“Surprise” might be an understatement. Wednesday’s Prospective Plantings Report sent corn and soybean markets limit-up after USDA’s National Ag Statistics Service announced expectations for 91.1 million corn acres and 87.6 million soybean acres. Both of those predictions were more than two million acres fewer that the average trade expectation.

Commodity prices are at their highest levels in several years. Shouldn’t both of those figures be higher? When the June 30 acreage report will be released, the consensus is that there will be more acres devoted to both crops, especially if favorable weather allows it.

But at least one analyst is not ready to raise the numbers.

“When you look into this report in a lot more detail, and look at all these major crops, there are no acres missing,” says Brian Burke with John Stewart & Associates near St. Louis. “Total major crops, which is all your feed grains, oilseeds, plus cotton and wheat, we had 252.5 million acres of major crops.

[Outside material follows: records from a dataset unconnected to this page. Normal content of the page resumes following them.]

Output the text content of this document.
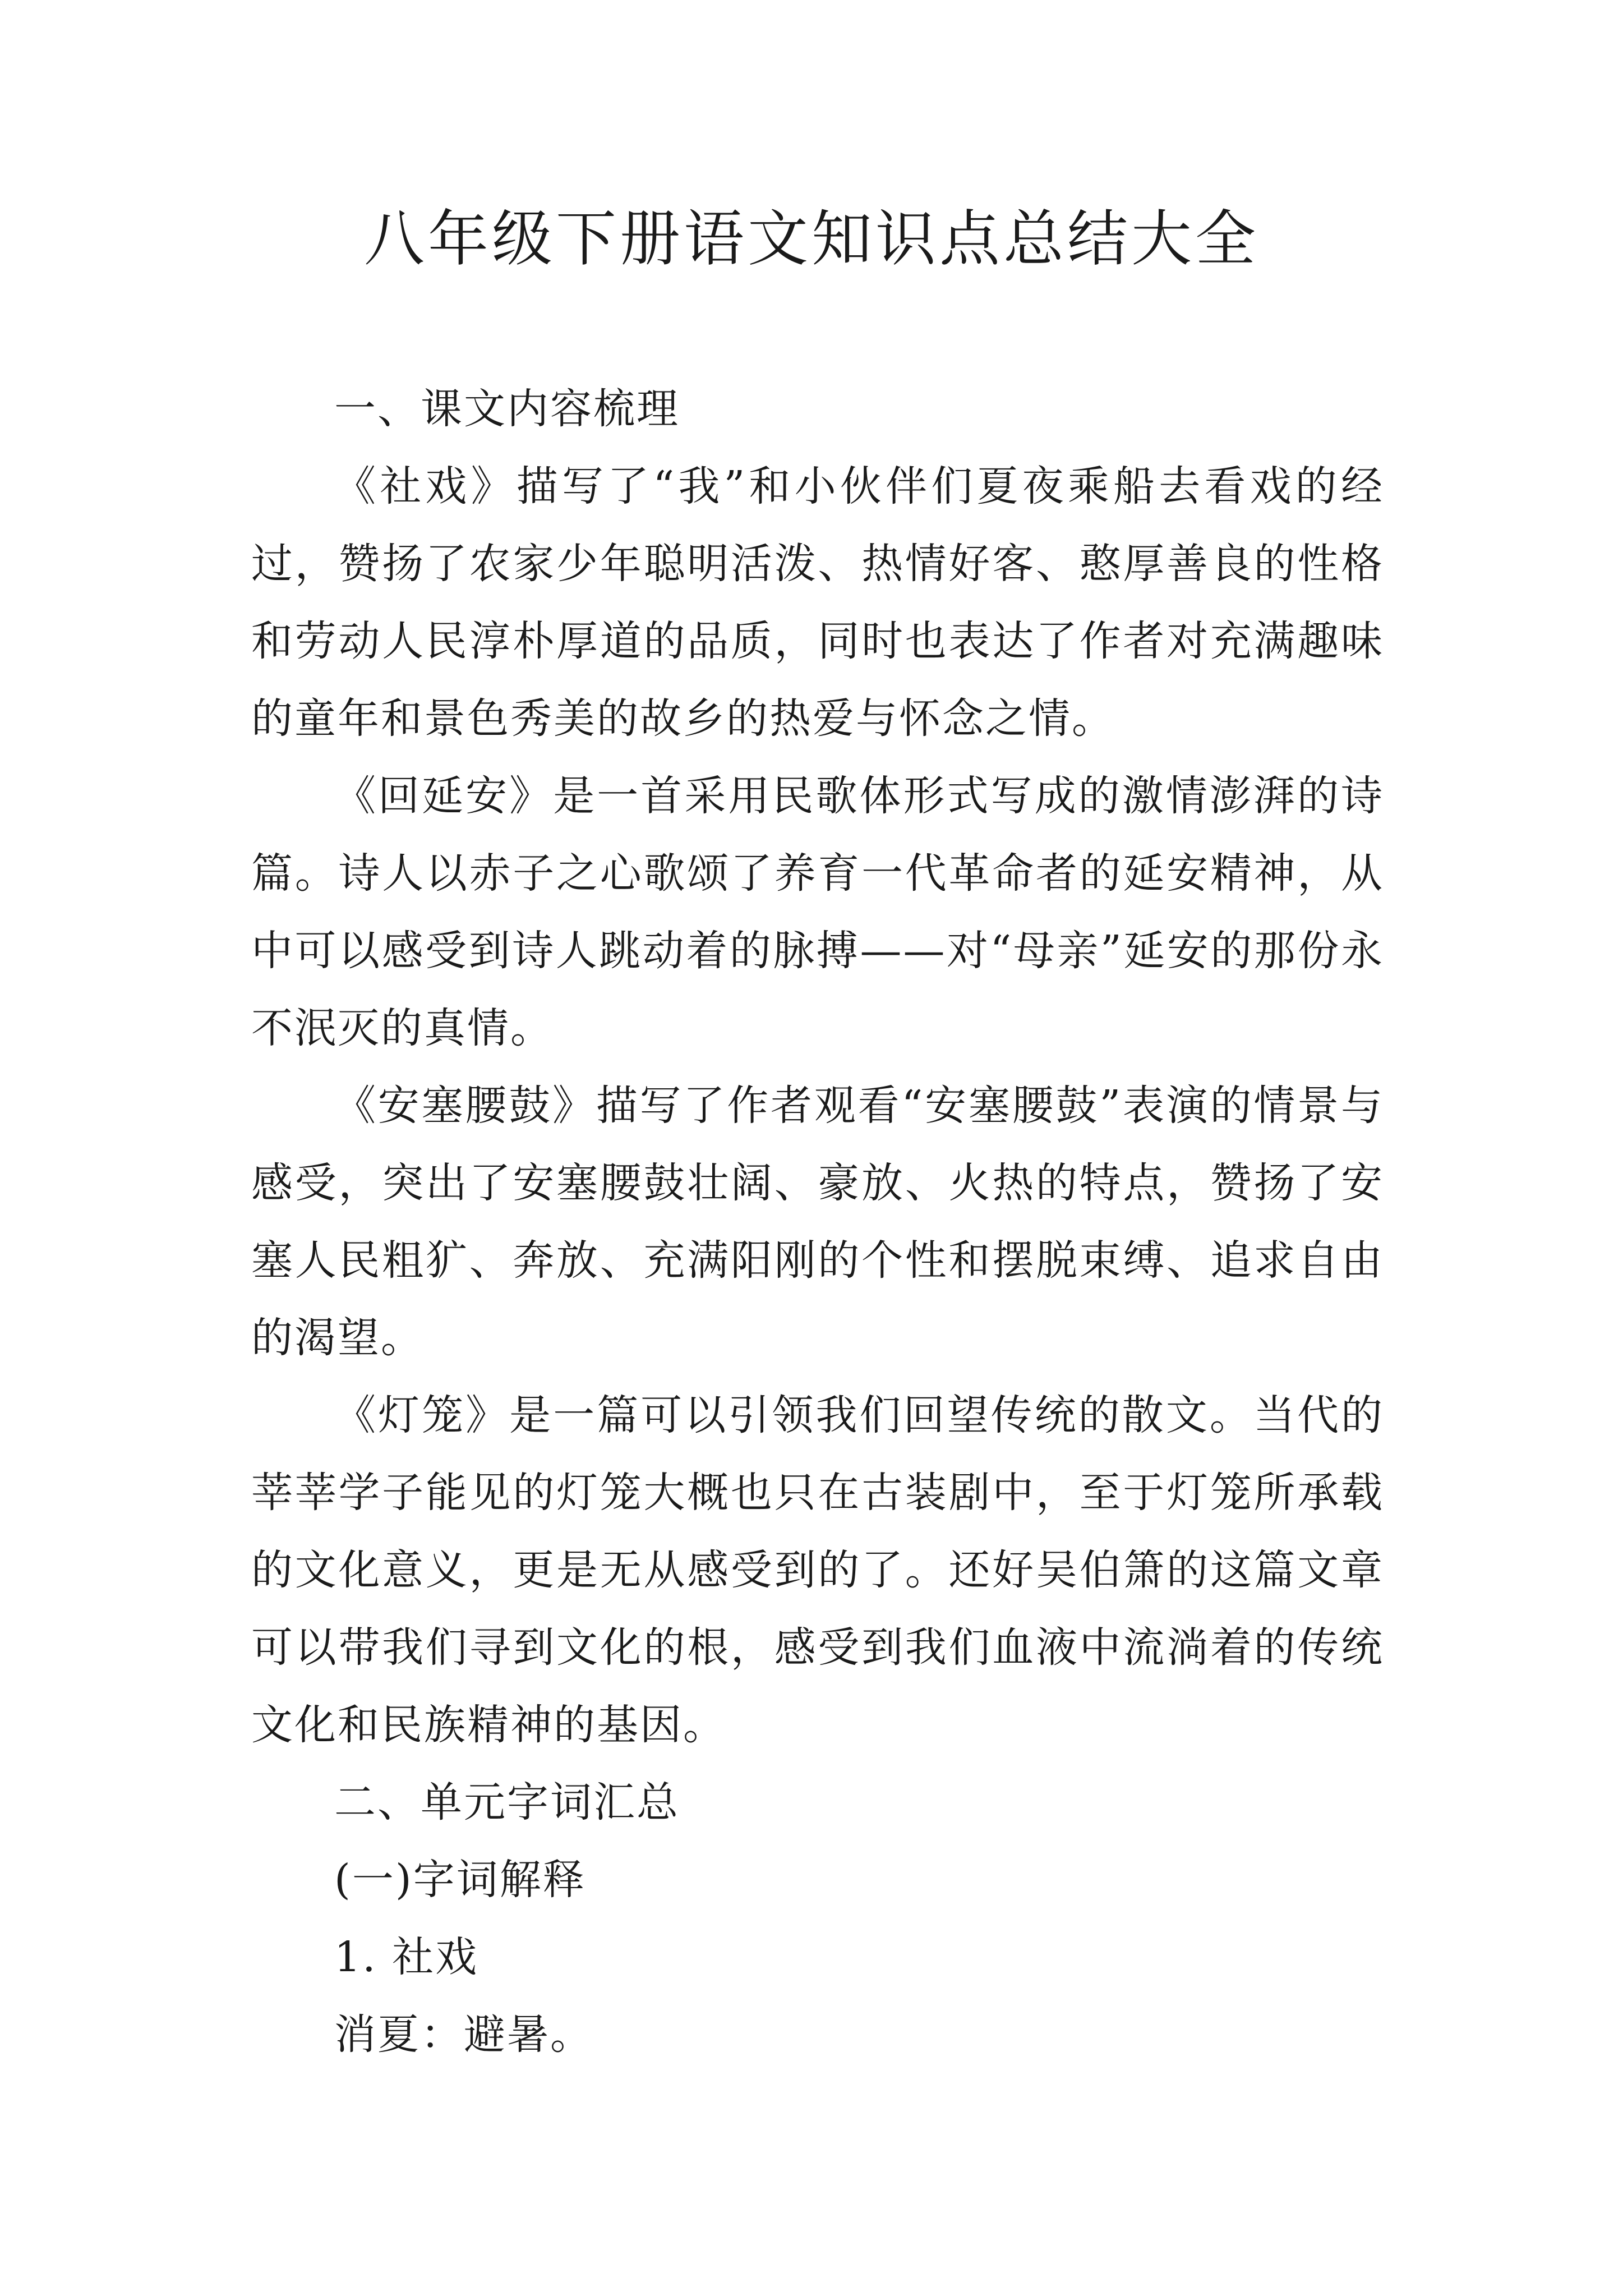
八年级下册语文知识点总结大全

一、课文内容梳理

《社戏》描写了“我”和小伙伴们夏夜乘船去看戏的经过，赞扬了农家少年聪明活泼、热情好客、憨厚善良的性格和劳动人民淳朴厚道的品质，同时也表达了作者对充满趣味的童年和景色秀美的故乡的热爱与怀念之情。

《回延安》是一首采用民歌体形式写成的激情澎湃的诗篇。诗人以赤子之心歌颂了养育一代革命者的延安精神，从中可以感受到诗人跳动着的脉搏——对“母亲”延安的那份永不泯灭的真情。

《安塞腰鼓》描写了作者观看“安塞腰鼓”表演的情景与感受，突出了安塞腰鼓壮阔、豪放、火热的特点，赞扬了安塞人民粗犷、奔放、充满阳刚的个性和摆脱束缚、追求自由的渴望。

《灯笼》是一篇可以引领我们回望传统的散文。当代的莘莘学子能见的灯笼大概也只在古装剧中，至于灯笼所承载的文化意义，更是无从感受到的了。还好吴伯箫的这篇文章可以带我们寻到文化的根，感受到我们血液中流淌着的传统文化和民族精神的基因。

二、单元字词汇总

(一)字词解释

1. 社戏

消夏：避暑。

That’s seven million acres more than last year, and that’s two million acres above the 20-year average.”

Burke says in the last 20 years, there have only been three in which we have been significantly above the 20-year average for total major crop acres. “There’s a full accounting of the acres in here, it’s just: How much went to milo, how much went to the wheat increase, how much went to cotton, when some were expecting those to be lower?”

Burke says the idea of getting 94 million acres of corn is not impossible, but he also also wonders from where those additional acres will come.

“It is going to be a battle, and price is usually the ultimate decider of how that battle plays out, but we have a pretty full accounting of the U.S. acres on this report. We’re either going to have to rip up some wheat and plant corn and beans instead, or have a record amount of double-crop beans. Those things could happen, but I would not get totally fixated on the fact that we’re going to get to June and everything’s going to get to 93-94 million corn and 89-90 million beans.”